The Mulatto drove the big roadster, and the Sage sat beside him, snickering into his yellow beard. Telephone poles whipped by, one after the other, and Zasha made a joke about their looking like crosses waiting for saviors. They all laughed and laughed, except for Doctor Nine who always smiled but never, ever laughed.
The car tore through the veils of shadow that draped like sackcloth between the distant lampposts. The night was in no way larger than the car, though it tried — and failed — to loom around the vehicle. The car was really the darkness of that night; it was far more a part of the night than the shadows. You couldn’t imagine what that car would look like in daylight. It wasn’t that kind of car.
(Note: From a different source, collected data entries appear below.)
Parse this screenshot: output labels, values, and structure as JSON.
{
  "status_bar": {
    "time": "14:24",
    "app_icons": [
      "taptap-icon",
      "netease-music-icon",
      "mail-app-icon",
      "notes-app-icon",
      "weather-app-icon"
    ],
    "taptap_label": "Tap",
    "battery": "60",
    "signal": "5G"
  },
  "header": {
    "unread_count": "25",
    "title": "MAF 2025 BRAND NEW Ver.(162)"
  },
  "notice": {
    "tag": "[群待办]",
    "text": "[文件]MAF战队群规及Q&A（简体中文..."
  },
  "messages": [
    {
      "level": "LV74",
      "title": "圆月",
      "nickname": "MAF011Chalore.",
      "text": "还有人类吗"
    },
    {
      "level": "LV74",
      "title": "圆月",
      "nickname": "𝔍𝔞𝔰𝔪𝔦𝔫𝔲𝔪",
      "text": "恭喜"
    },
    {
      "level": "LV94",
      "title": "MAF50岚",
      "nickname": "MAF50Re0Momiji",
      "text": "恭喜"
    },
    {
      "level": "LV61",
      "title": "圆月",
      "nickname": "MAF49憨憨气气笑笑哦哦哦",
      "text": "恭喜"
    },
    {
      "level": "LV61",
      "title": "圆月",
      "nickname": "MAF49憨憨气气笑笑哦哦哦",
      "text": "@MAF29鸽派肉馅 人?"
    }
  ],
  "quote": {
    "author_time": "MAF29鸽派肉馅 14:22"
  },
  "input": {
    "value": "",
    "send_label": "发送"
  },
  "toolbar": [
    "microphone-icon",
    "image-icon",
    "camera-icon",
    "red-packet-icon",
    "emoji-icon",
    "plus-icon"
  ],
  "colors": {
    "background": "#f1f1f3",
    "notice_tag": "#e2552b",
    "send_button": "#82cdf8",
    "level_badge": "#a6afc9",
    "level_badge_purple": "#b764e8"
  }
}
Flocks of shapeless nightbirds flew on before the car and whenever the roadster would stop the birds would wheel and circle beneath the hungry stars. Against the fierce glow of the sneering moon the birds were tatters of feather and bone. Their call was more mocking than plaintive. The birds were always there; as long as Doctor Nine was there, they were there. It was in the manner of things and both the birds and Doctor Nine accepted the arrangement. It suited them all.
The Mulatto never spoke when he drove. He never spoke at all. He could, but he chose not to, and his throat had gone dry and dusty over the years. When he laughed it was the whisper of rat feet over old floorboards. Knuckly hands clutched the wheel and his bare feet pressed gas and brakes and sometimes clawed the carpeted floor. Around his neck he wore a medicine pouch, which he’d taken from a Navajo crystal gazer, and some parts of the crystal gazer were in there, too. He wore jeans and a faded Dead Kennedys t-shirt, a stolen wristwatch, and seven wedding rings, one on almost every finger. He was working on a complete set. Little sparks of light flickered from his fingers as he wheeled hand-over-hand around bends in the highway.
Beside him, the Sage ate chicken from a metal bucket. The bucket was smeared with chicken blood, and feathers drifted lazily to the floor. He offered a wing to Zasha, who declined with a wicked smile, but Spike bent forward from the back seat and plucked the wing out of the Sage’s fingers. In the brief exchange their hands were contrasted in a display-counter spill of light from a passing streetlamp: the yellow, faintly reptilian mottling on the Sage’s fingers, the thin webbing which had begun to grow between his thumb and index finger; and the overly-long, startlingly delicate fingers of Spike, dusted now with a haze of brown hairs, nails as long as a fashion model’s though much sharper. The wing vanished into the back and Spike bent forward to eat it. He shot a quick, inquiring glance at Doctor Nine, who nodded permission and looked away out into the night. Spike ate with as little noise as he could manage, the bones crunching softly between his serrated teeth.
Doctor Nine looked dreamily at the passing cars, imagining lives and hearts and souls contained within those fragile metal shells like tins of caviar. In the hum of the car’s engine he could hear the hum of life itself, the palpable field of human energy. As subtle as chi, as definite as arterial pumping. In the whisk of cars passing one another he heard gasps and soft cries, the stuff of nighttime encounters, expected and unexpected.
“Take the next exit,” he said to the Mulatto and the big roadster followed a line of cars angling toward a big city that glowed like embers under a cloud of carbon smutch.
Doctor Nine smiled and smiled, knowing that something wonderful was about to happen.